Another nod, but now her eyes blazed contempt. Caddoc removed his hands and stepped away. Constance climbed unsteadily to her feet. She brushed her hands down her body and legs to straighten her tunic, then froze. Her eyes travelled round her audience and she pulled her cloak around her body protectively, reaching up to lift her cowl over her head.

‘We know you’re a woman,’ Osgood reminded her. She dropped her hands to her sides.

‘Who are you?’ Gerrod growled, stalking across to tower over her.

Caddoc watched as the short, slender woman faced the giant bear of a man. He expected her to cower, but instead she straightened her back, raised her chin and looked him in the eye. In a voice that betrayed none of the fear he imagined she was feeling she answered, ‘I am Constance Arnaud. I am travelling to Hamestan to the house of Robert de Coudray. When he finds out what you have done he will have your heads.’

She included Caddoc in the look of hatred she flashed around. He doubted any of them heard her threat because at the name of de Coudray they began shouting over her. He cursed his lack of foresight. He had warned her not to speak his name, but had placed no injunction on her not to reveal her own.

Gerrod seized her by the arms and began dragging her across the path until he had backed her against the trunk of a tree.

‘Give me a sword,’ he roared. ‘I’ll send her back to the Pig a piece at a time.’
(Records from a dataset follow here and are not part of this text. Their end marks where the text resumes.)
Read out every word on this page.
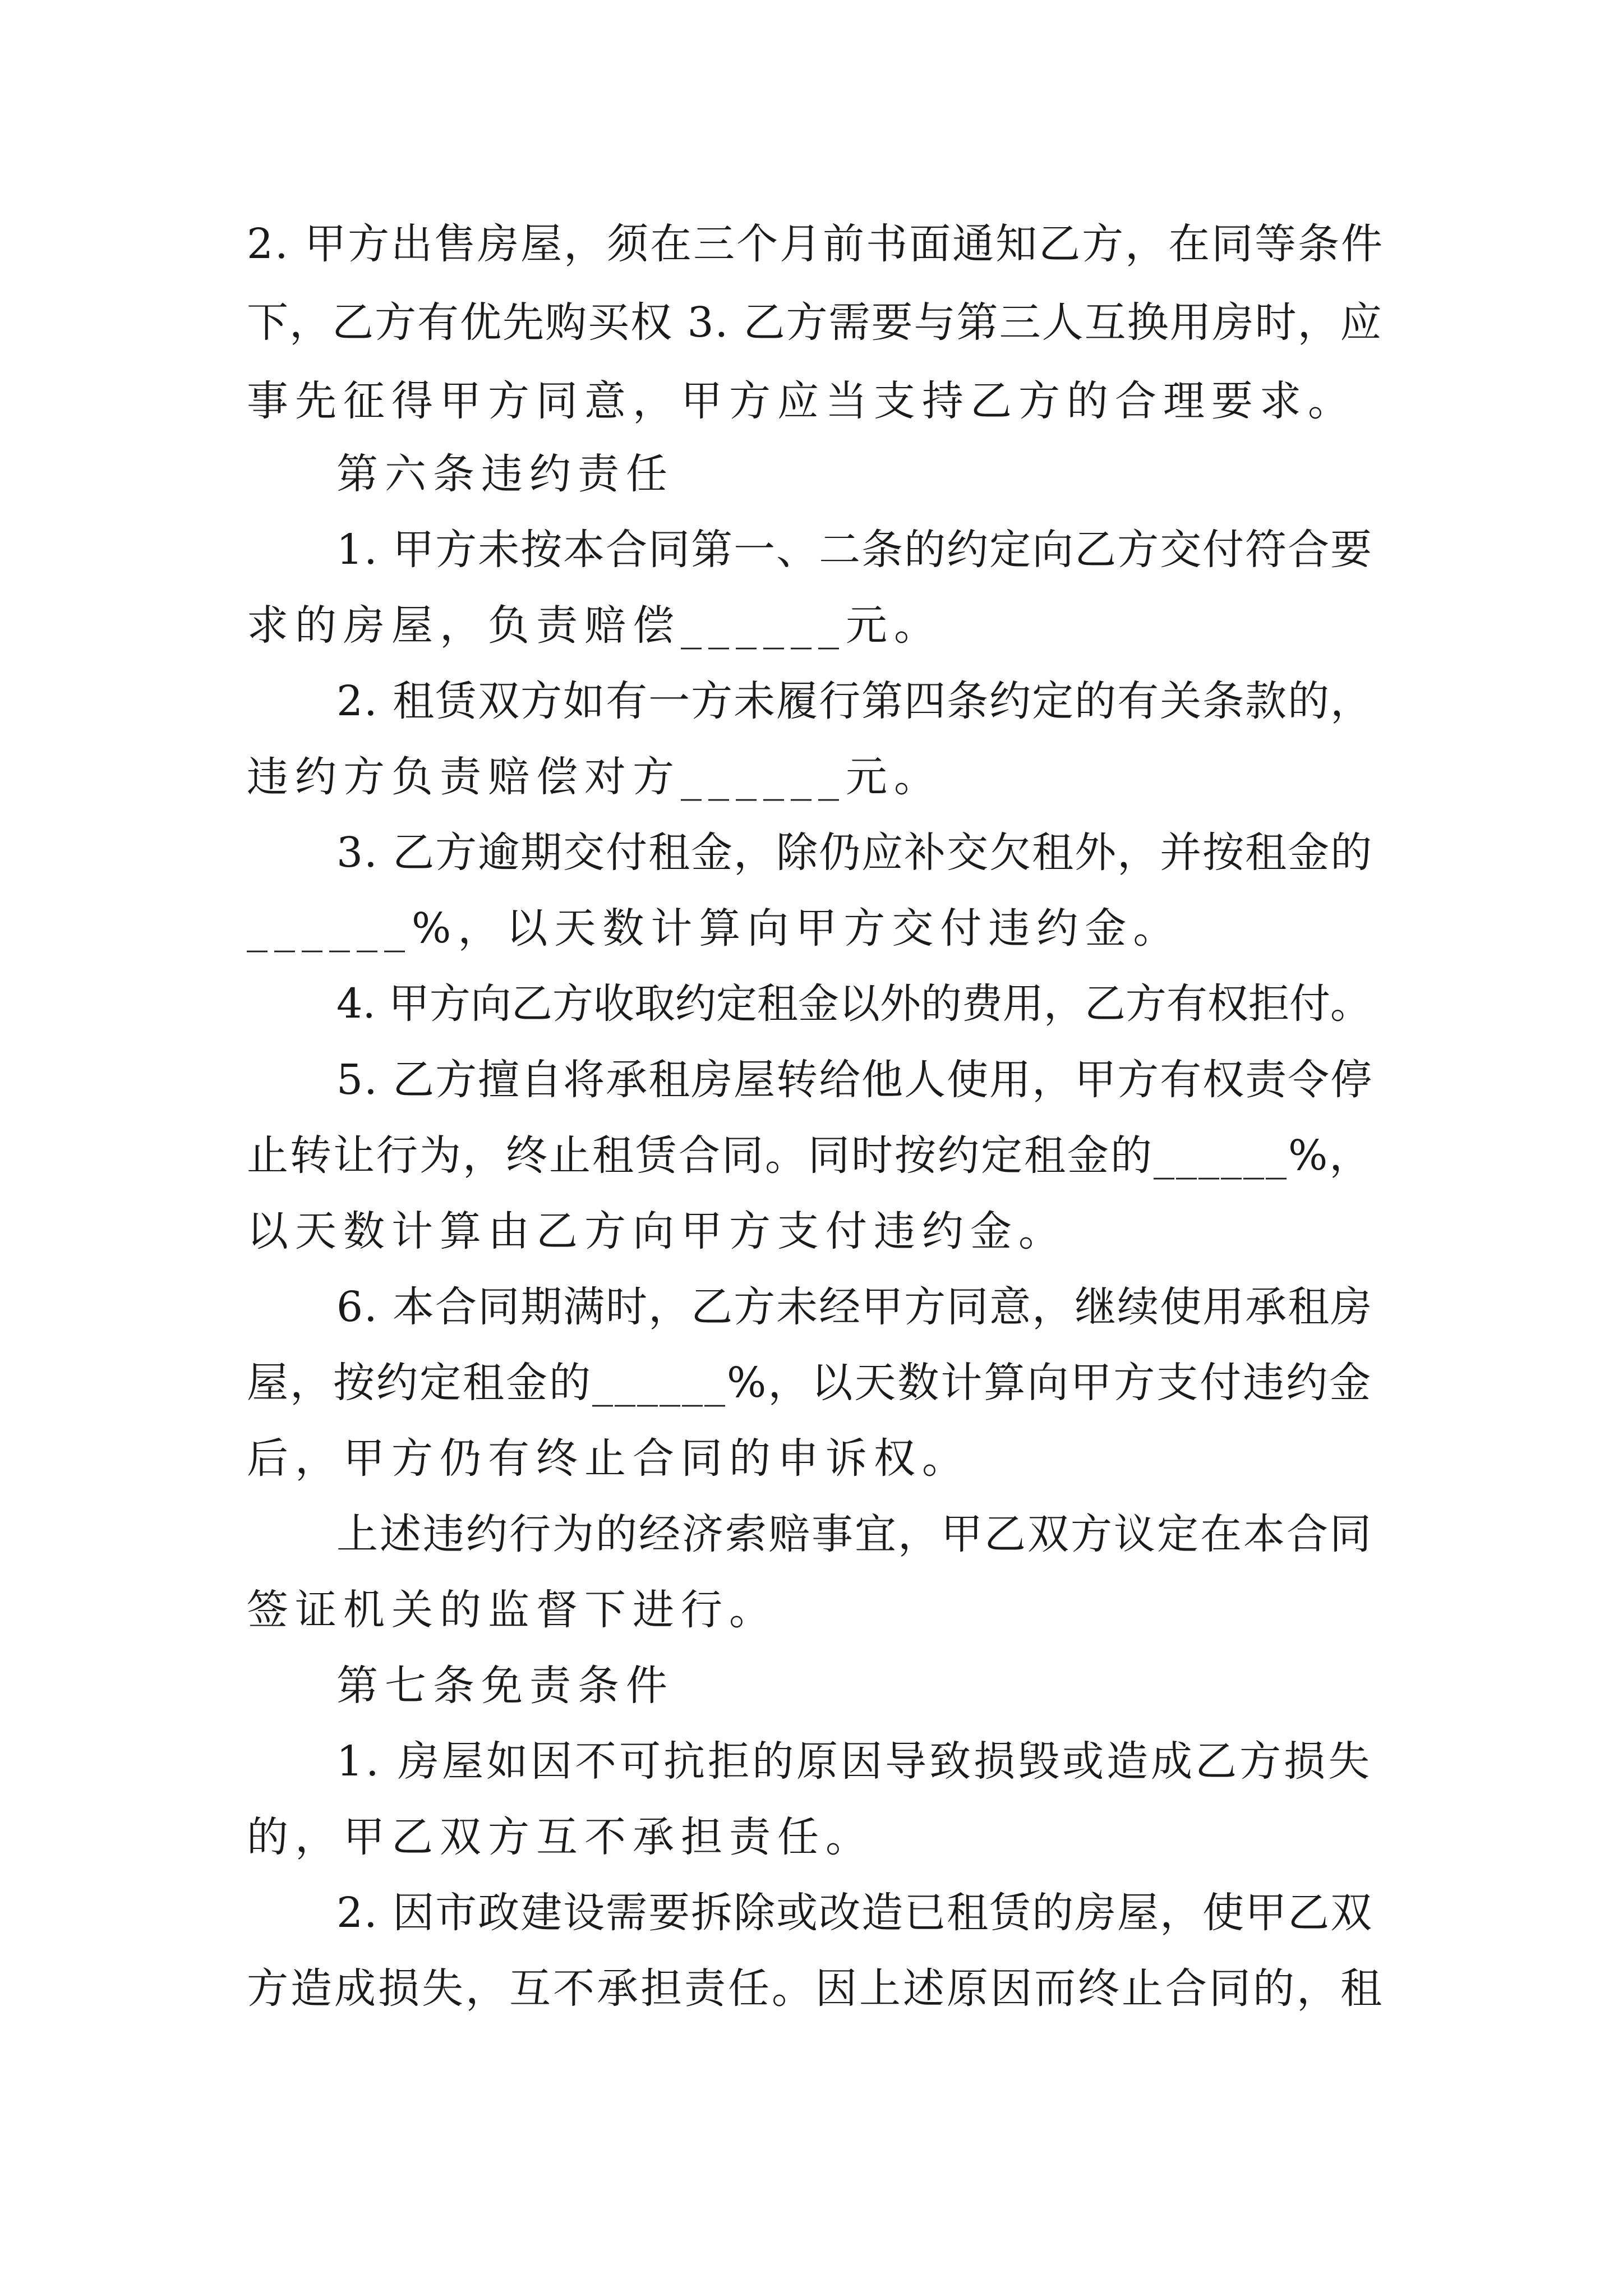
2. 甲方出售房屋，须在三个月前书面通知乙方，在同等条件
下，乙方有优先购买权 3. 乙方需要与第三人互换用房时，应
事先征得甲方同意，甲方应当支持乙方的合理要求。
第六条违约责任
1. 甲方未按本合同第一、二条的约定向乙方交付符合要
求的房屋，负责赔偿______元。
2. 租赁双方如有一方未履行第四条约定的有关条款的，
违约方负责赔偿对方______元。
3. 乙方逾期交付租金，除仍应补交欠租外，并按租金的
______%，以天数计算向甲方交付违约金。
4. 甲方向乙方收取约定租金以外的费用，乙方有权拒付。
5. 乙方擅自将承租房屋转给他人使用，甲方有权责令停
止转让行为，终止租赁合同。同时按约定租金的______%，
以天数计算由乙方向甲方支付违约金。
6. 本合同期满时，乙方未经甲方同意，继续使用承租房
屋，按约定租金的______%，以天数计算向甲方支付违约金
后，甲方仍有终止合同的申诉权。
上述违约行为的经济索赔事宜，甲乙双方议定在本合同
签证机关的监督下进行。
第七条免责条件
1. 房屋如因不可抗拒的原因导致损毁或造成乙方损失
的，甲乙双方互不承担责任。
2. 因市政建设需要拆除或改造已租赁的房屋，使甲乙双
方造成损失，互不承担责任。因上述原因而终止合同的，租
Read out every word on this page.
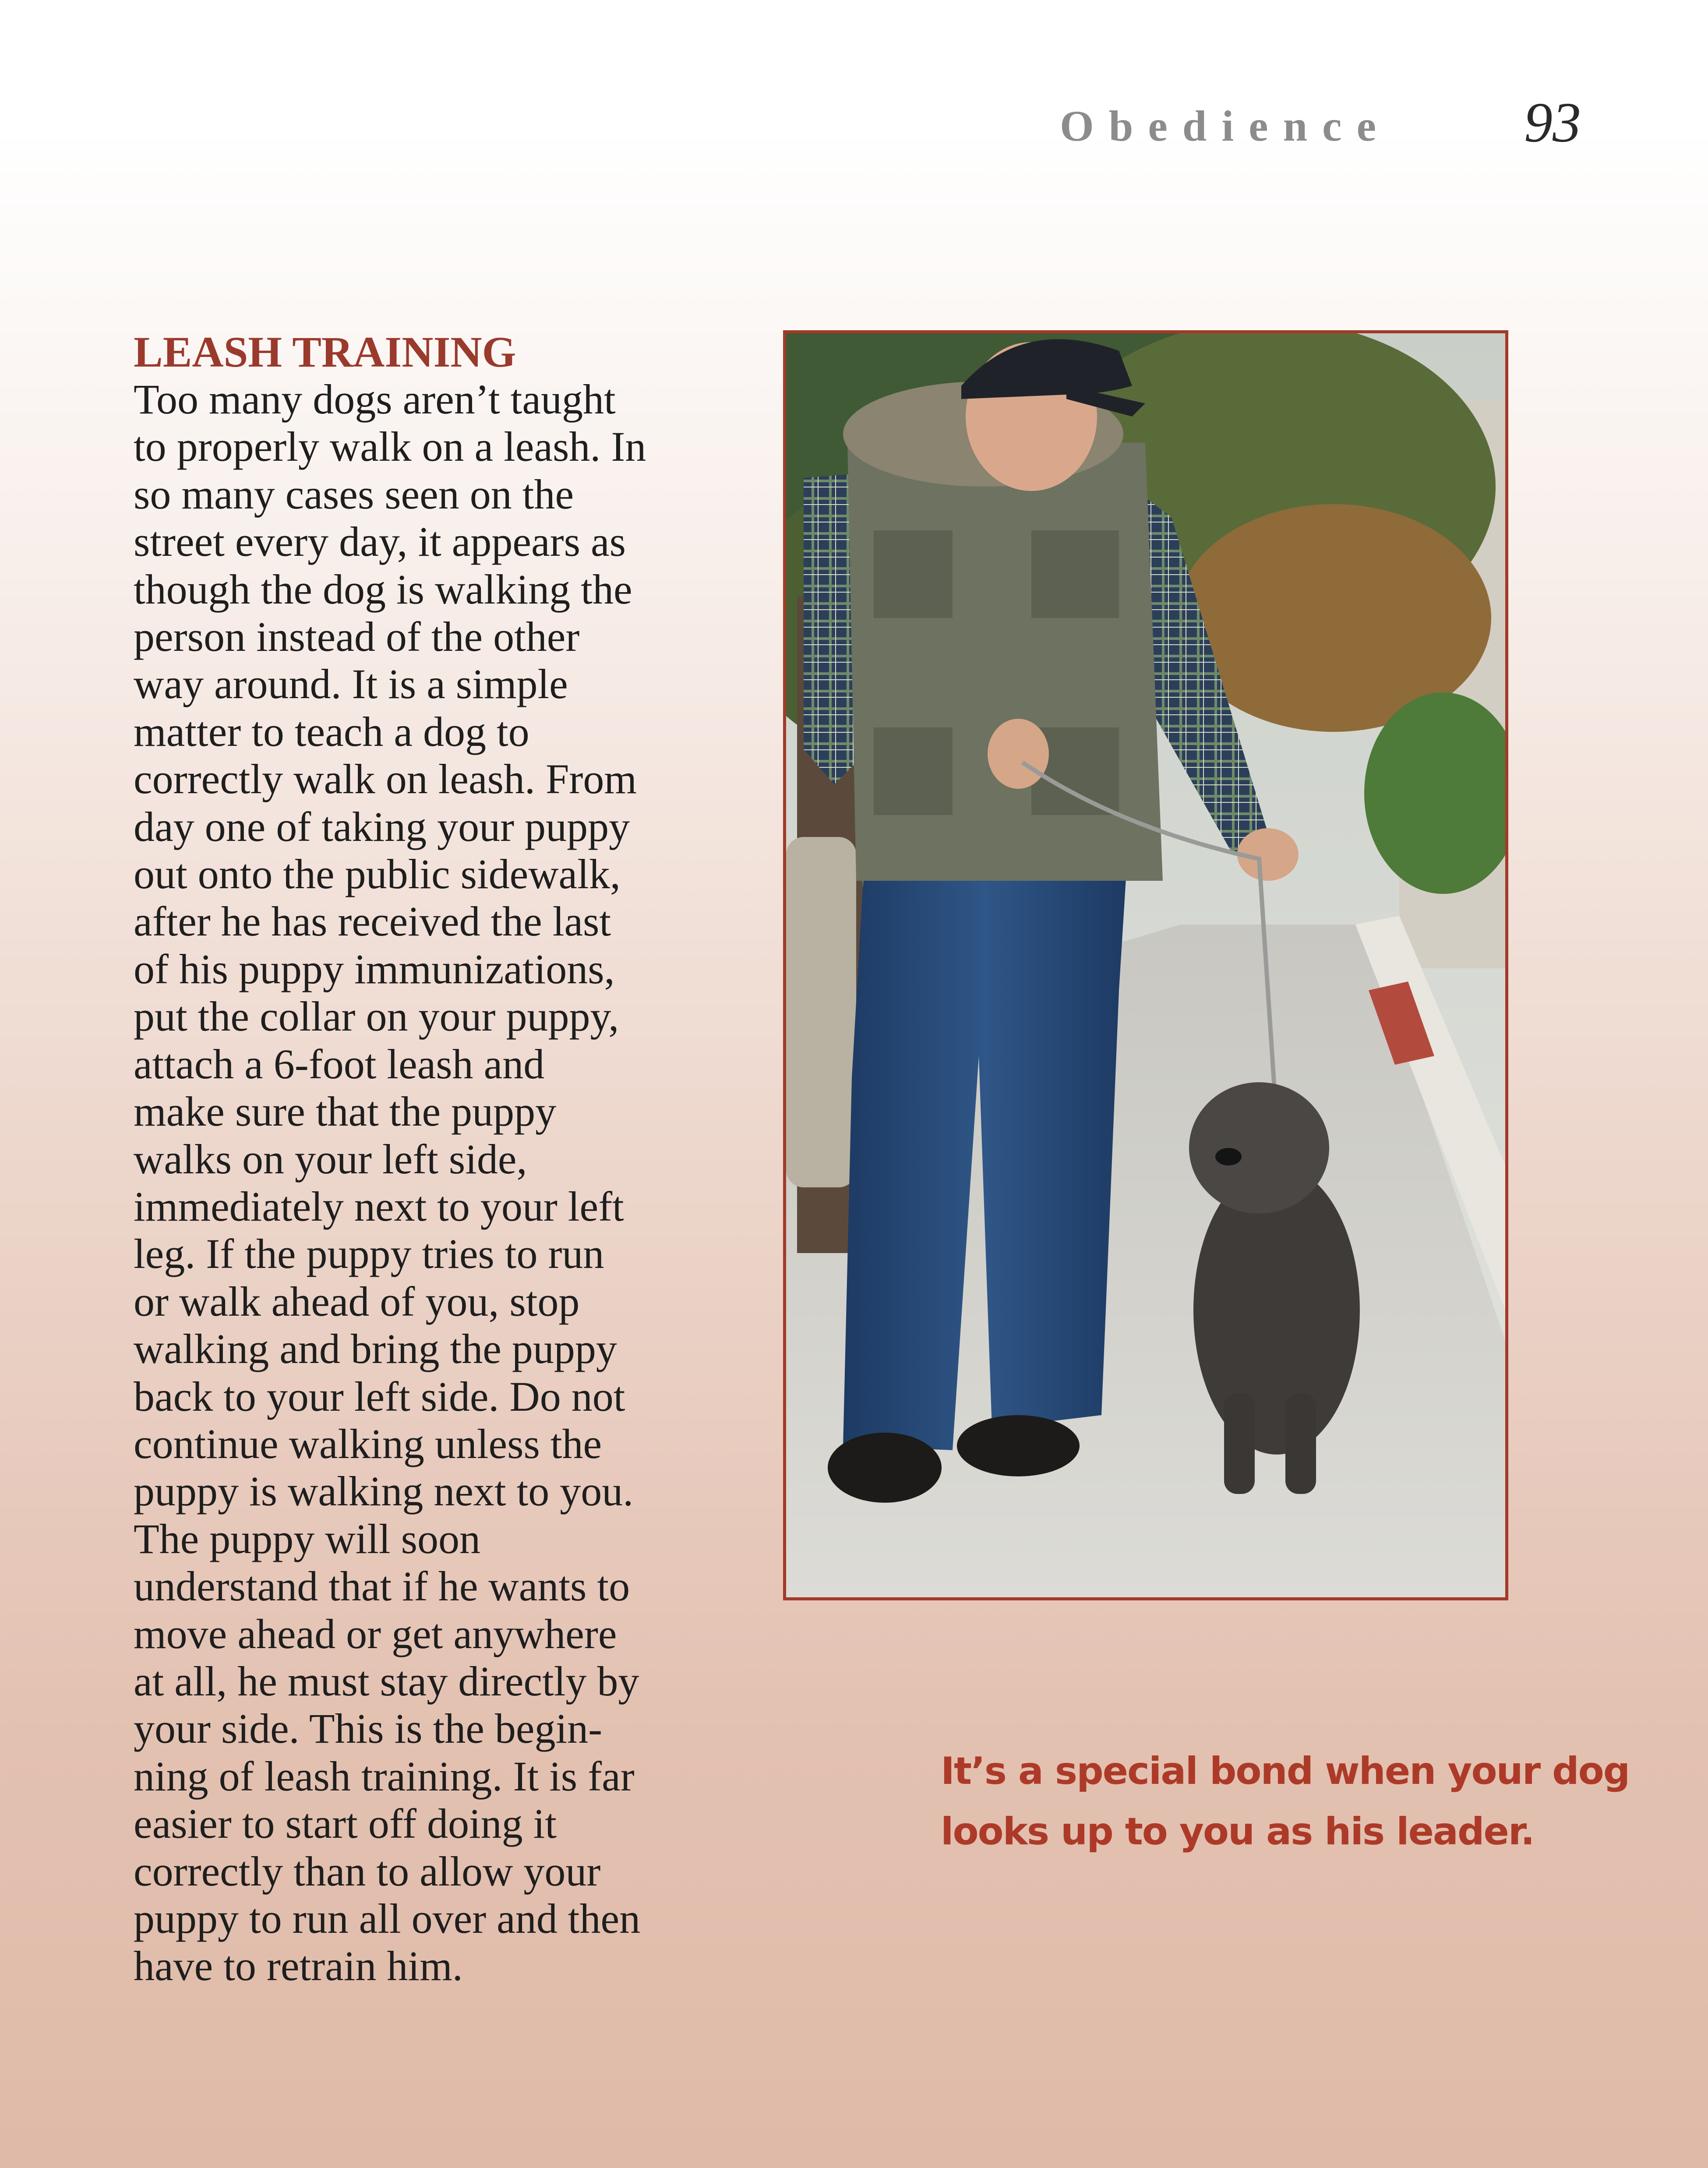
Obedience 93
LEASH TRAINING
Too many dogs aren’t taught
to properly walk on a leash. In
so many cases seen on the
street every day, it appears as
though the dog is walking the
person instead of the other
way around. It is a simple
matter to teach a dog to
correctly walk on leash. From
day one of taking your puppy
out onto the public sidewalk,
after he has received the last
of his puppy immunizations,
put the collar on your puppy,
attach a 6-foot leash and
make sure that the puppy
walks on your left side,
immediately next to your left
leg. If the puppy tries to run
or walk ahead of you, stop
walking and bring the puppy
back to your left side. Do not
continue walking unless the
puppy is walking next to you.
The puppy will soon
understand that if he wants to
move ahead or get anywhere
at all, he must stay directly by
your side. This is the begin-
ning of leash training. It is far
easier to start off doing it
correctly than to allow your
puppy to run all over and then
have to retrain him.
It’s a special bond when your dog
looks up to you as his leader.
Constance’s face drained of colour.

The guard started to struggle to his feet, only to be kicked in the chest by Ulf. Osgood picked up his staff and advanced on the monk.

‘Enough!’ Caddoc roared.

Gerrod spat an oath. He pulled the rope from his waist and began to bind Constance to the tree, overpowering her struggles with ease as he passed the rope around her waist and chest, pinning her arms to her side.

‘I said get me a sword.’ Gerrod turned to Constance and snarled, ‘My son died today. Your blood can join his.’

‘Please, no,’ Constance begged. ‘I have harmed no one!’

Her lips trembled and Caddoc realised her self-possession was ice thin. She turned her wide brown eyes on her captor.